Die beeindruckend einprägsamen Refrains („Move On“) haben KoRn zum Glück immernoch ähnlich überwältigend drauf wie die dissonanten Gitarrenattacken, die „Munky“ einfach aus dem Ärmel zu schütteln scheint und auch Mr. Davis hat nichts von seiner oftmals schizophrenen Art verloren, wie das chaotische „Lead The Parade“ eindrucksvoll beweist. So ausgelassen aggressiv hat man den Sänger schon länger nicht mehr gehört, vielleicht schon nicht mehr seit den Unplugged-Aufnahmen 2007. „The Past“ bietet schließlich eine Überraschung in Form eines gruselig-ruhigen Intros und eines Feelings, das stark an die Glanzzeiten der Band erinnert. Ein perfekter Titel für diesen Song, Jonathan Davis zeigt sich in Bestform, und auch die Rhythmusfraktion wummert sauber und differenziert durch die Boxen. Genial!

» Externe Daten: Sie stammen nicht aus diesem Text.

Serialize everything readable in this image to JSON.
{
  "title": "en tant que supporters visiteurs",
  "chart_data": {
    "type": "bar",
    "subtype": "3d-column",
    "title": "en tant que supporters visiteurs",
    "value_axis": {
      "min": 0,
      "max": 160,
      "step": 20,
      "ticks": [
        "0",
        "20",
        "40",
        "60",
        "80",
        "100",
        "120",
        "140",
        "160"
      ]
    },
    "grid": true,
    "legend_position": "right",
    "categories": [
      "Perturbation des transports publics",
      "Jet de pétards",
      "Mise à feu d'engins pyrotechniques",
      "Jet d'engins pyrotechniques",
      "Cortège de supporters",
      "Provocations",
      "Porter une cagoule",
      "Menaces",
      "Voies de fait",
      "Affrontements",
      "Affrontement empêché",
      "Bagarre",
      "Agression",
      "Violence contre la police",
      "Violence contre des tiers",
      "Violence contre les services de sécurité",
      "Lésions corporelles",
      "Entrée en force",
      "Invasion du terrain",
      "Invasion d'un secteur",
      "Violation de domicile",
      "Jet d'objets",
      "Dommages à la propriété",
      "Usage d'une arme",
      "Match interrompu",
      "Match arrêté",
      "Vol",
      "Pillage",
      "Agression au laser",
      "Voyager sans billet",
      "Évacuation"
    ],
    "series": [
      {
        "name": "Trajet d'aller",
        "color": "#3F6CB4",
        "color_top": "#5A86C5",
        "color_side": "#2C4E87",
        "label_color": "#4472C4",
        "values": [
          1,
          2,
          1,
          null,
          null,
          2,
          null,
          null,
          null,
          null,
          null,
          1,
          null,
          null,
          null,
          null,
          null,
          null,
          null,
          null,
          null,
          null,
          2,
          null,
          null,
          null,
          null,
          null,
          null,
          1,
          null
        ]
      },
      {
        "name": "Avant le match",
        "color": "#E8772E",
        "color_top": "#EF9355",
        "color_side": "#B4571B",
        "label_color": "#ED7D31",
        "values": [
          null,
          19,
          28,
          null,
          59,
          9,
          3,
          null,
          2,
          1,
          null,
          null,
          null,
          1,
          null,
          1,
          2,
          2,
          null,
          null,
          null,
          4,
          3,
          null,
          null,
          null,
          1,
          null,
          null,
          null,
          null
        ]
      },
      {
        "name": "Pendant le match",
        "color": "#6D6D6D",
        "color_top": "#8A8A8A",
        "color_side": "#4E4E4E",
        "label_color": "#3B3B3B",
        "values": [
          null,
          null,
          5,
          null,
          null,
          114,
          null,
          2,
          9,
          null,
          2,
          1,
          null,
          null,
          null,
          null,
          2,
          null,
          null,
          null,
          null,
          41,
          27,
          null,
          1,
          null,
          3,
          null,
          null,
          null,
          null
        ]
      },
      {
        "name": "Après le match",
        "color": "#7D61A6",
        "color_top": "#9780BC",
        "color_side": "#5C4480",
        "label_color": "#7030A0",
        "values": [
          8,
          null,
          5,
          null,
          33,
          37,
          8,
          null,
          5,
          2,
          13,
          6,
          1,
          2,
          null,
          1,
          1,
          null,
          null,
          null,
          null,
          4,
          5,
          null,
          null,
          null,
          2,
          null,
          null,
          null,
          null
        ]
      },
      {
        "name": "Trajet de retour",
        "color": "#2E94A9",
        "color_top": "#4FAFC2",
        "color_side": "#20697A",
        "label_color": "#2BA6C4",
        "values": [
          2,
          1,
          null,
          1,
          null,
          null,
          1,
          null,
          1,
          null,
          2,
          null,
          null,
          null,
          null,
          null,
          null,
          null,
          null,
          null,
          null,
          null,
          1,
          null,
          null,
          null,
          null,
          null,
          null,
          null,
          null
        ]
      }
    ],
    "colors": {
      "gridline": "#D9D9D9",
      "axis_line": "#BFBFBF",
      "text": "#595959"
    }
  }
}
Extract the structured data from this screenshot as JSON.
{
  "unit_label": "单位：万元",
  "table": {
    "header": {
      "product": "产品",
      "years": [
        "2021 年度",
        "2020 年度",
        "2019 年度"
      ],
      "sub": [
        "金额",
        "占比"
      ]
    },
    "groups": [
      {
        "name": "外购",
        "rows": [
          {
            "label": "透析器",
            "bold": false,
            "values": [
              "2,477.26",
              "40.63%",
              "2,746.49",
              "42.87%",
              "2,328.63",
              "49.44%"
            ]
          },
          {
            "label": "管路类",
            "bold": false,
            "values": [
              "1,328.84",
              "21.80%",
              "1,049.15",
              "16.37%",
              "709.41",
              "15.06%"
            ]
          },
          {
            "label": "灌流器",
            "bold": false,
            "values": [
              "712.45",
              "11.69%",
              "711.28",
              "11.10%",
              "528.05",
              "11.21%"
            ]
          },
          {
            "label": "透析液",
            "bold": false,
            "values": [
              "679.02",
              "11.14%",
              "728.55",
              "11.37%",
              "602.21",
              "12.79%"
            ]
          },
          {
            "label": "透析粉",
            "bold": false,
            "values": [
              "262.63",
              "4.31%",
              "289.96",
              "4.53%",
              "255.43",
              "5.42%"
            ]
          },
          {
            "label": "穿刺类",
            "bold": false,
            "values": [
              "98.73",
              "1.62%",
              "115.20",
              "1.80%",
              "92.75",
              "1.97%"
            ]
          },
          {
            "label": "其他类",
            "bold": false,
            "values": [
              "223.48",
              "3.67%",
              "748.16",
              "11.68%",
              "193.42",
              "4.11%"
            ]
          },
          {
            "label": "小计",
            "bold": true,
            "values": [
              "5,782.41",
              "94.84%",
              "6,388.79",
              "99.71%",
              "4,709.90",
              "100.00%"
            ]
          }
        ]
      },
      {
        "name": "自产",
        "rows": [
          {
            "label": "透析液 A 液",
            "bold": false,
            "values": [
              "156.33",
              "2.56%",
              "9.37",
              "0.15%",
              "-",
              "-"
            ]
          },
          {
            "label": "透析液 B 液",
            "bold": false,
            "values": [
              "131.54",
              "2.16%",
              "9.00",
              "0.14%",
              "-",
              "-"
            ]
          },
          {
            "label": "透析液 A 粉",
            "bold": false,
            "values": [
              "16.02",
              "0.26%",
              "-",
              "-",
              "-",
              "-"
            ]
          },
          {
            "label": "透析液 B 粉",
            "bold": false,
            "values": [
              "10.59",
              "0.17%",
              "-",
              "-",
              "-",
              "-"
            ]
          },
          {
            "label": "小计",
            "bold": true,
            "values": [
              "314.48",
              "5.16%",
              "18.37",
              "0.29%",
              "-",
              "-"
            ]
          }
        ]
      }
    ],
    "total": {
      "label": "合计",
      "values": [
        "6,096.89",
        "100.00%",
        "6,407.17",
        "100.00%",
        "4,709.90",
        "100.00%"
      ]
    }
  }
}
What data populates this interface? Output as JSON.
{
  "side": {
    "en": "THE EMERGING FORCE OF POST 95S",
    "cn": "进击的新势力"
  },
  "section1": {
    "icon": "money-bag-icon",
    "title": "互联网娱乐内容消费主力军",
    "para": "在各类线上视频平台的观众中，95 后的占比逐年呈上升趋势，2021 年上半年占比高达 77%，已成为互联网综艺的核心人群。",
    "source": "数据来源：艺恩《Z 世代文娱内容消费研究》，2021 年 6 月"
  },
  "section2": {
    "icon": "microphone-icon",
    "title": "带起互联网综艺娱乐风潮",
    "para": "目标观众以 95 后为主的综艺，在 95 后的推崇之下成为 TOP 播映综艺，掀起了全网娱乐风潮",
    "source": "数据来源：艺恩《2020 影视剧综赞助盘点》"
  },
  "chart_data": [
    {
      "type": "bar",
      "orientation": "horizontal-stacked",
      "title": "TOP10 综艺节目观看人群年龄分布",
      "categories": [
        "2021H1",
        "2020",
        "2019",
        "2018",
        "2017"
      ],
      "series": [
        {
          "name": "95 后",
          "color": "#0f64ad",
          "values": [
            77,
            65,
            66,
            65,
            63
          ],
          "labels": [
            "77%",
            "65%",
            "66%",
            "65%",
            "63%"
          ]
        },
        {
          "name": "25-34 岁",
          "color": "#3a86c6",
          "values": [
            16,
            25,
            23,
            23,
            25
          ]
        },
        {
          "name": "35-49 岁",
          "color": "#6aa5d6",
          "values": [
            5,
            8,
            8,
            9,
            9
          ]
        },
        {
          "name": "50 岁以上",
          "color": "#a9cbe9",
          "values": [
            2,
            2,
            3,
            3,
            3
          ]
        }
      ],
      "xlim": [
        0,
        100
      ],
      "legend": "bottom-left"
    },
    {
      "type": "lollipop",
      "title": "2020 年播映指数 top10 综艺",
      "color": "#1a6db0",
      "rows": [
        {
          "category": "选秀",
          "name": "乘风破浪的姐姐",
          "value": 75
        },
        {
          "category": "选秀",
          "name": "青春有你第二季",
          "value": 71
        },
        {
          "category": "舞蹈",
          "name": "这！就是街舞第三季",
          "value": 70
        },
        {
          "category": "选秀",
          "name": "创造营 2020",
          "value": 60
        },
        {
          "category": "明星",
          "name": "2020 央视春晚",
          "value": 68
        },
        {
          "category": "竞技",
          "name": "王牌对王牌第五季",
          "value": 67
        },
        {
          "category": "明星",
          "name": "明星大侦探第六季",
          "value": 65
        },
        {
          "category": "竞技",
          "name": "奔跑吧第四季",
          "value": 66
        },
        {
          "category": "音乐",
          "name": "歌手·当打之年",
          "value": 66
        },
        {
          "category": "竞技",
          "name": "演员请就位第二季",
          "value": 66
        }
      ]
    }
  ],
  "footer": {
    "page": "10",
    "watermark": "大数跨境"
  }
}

„Never Around“ wirkt leider ein wenig sehr gezwungen, kann nicht so recht zünden und auch der Gesang klingt eher halbherzig – schade, denn bisher haben KoRn durchaus bewiesen, dass sie gewillt und fähig sind, ihre Wurzeln wieder auszubuddeln. „Are You Ready To Live“ schafft es dann, mit verzweifelten Schreien und klarem Gesang eine gänsehautige Stimmung aufzubauen. Zum guten Schluss gibt es mit „Holding All The Lies“ noch einen traurig-schönen Ohrwurm serviert, den man so weder von KoRn im Allgemeinen, noch am Schluss eines Albums erwartet hätte.

Fazit: KoRn haben es geschafft, sich an den eigenen Haaren aus dem Dreck zu ziehen und mit „Remember Who You Are“ eine Art Befreiungsschlag zu landen. Die Mitglieder scheinen sich aufgerappelt zu haben, allen voran Sänger Jonathan Davis, der auf den letzen Releases eher eine suboptimale, wenn nicht gelangweilte Figur machte und auf „Korn III“ klingt wie zu seinen besten Anfangszeiten. Das neue Album bietet neben einer  Handvoll grundsolider, teils überraschender Songs einige wirkliche Knaller, die wieder Hoffnung aufkeimen lassen, dass eine der erfolgreichsten Bands der Neunziger wieder zu ihrer alten Form zurückgefunden hat.